Aujourd’hui : le  Zoo African Safari

De par son caractère ombragé (et grâce à des brumisateurs répartis un peu partout), la chaleur écrasante semble bien plus facile à supporter lorsque l’on visite le Zoo African Safari situé à Plaisance-Du-Touch. C’est l’occasion d’admirer les 80 espèces différentes (soit 600 animaux!) conservées dans un parc établi il y a une cinquantaine d’années. La partie réserve africaine se visite depuis votre propre véhicule. Dans une ambiance digne de Daktari, vous allez pouvoir observer une vingtaine d’espèces animales d’origine africaine en semi-liberté.

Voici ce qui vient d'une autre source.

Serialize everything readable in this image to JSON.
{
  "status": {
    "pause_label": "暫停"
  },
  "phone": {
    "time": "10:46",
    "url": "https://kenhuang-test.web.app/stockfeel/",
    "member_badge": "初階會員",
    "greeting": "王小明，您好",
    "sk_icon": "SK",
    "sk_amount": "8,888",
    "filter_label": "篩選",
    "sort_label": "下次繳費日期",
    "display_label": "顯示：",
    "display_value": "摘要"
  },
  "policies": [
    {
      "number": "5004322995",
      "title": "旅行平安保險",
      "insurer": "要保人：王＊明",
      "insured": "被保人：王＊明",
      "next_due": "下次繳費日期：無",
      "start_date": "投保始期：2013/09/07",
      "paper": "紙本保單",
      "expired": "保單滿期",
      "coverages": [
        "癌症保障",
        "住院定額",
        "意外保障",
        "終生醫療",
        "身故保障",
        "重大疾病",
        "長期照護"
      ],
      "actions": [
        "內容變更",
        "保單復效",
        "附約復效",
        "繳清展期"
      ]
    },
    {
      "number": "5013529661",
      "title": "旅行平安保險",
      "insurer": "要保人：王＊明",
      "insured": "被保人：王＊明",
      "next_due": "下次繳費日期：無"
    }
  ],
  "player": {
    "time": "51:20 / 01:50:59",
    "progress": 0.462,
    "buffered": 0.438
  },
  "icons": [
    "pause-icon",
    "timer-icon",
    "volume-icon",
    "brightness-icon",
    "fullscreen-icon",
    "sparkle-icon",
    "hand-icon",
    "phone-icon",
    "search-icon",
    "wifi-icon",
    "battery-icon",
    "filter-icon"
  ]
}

La partie parc à pied ouvre quand à elle sur une cinquantaine d’espèces issues du monde entier. Une mini ferme permet à tous de lier un contact avec les petits animaux domestiques. Les enfants sont à chaque fois émerveillés de pouvoir caresser une chèvre ou un petit mouton !

Le suricate, cet animal majestueux.

Des spectacles d’otaries et oiseaux sont également prévus, tout comme des nourrissages pédagogiques, véritables plus pour comprendre le comportement des pensionnaires.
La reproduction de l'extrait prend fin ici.